L'échec des plans Fouchet entraîne une série de crises marquées par le désaccord portant sur la nature même du processus d'unification européenne, le pouvoir des institutions communautaires, l'indépendance de l'Europe ainsi que la solidarité atlantique. Les chefs d'État et de gouvernement vont d'ailleurs cesser de se réunir pendant sept ans. Après l’insuccès de ses projets d’organisation intergouvernementale de l’Europe, de Gaulle se concentre dès lors sur les deux autres priorités de sa politique extérieure : il scelle un rapprochement historique avec l’Allemagne en signant avec Adenauer le traité de l’Elysée du 22 janvier 1963, tandis qu’il affirme ostensiblement sa défiance envers l’atlantisme en quittant le commandement intégré de l’OTAN en 1966, et en posant par deux fois (1963 et 1967) son veto à l’entrée de la Grande-Bretagne.
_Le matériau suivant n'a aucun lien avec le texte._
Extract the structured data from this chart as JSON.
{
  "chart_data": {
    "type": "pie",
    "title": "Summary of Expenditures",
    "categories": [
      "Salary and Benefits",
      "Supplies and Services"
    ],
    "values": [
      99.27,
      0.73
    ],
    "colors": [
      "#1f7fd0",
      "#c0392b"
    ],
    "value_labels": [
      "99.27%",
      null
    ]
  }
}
La crise interne de la Communauté atteint son paroxysme en 1965, avec la crise de la chaise vide dénouée, grâce aux efforts de Pierre Werner et à une stratégie du Benelux, par le compromis de Luxembourg du 29 janvier 1966.
Si les négociations autour des plans Fouchet ont fortement envenimé les rapports entre pays membres durant toutes les années soixante, elles ont en tout cas mis en lumière la dialectique entre l’aspiration à une Europe intergouvernementale et l’ambition d’une organisation supranationale pour le continent.
Quelques années plus tard, face aux événements économiques et politiques internationaux, la nécessité d'un rapprochement des politiques étrangères entre les États membres s'est progressivement imposée. Au sommet de La Haye, les 1er et 2 décembre 1969, les ministres des Affaires étrangères des Six sont chargés d'élaborer un rapport sur les possibilités de coopération en matière de politique étrangère, ce qui conduira au rapport Davignon.
1WERNER, Pierre. Itinéraires luxembourgeois et européens. Evolutions et souvenirs: 1945-1985. Luxembourg: Éditions Saint-Paul, 1992, tome II, p. 7.
2Dans le dossier thématique, ces questions sont traitées de manière détaillée dans deux sections à part: «Le compromis de Luxembourg» et «Luxembourg, capitale permanente des institutions communautaires».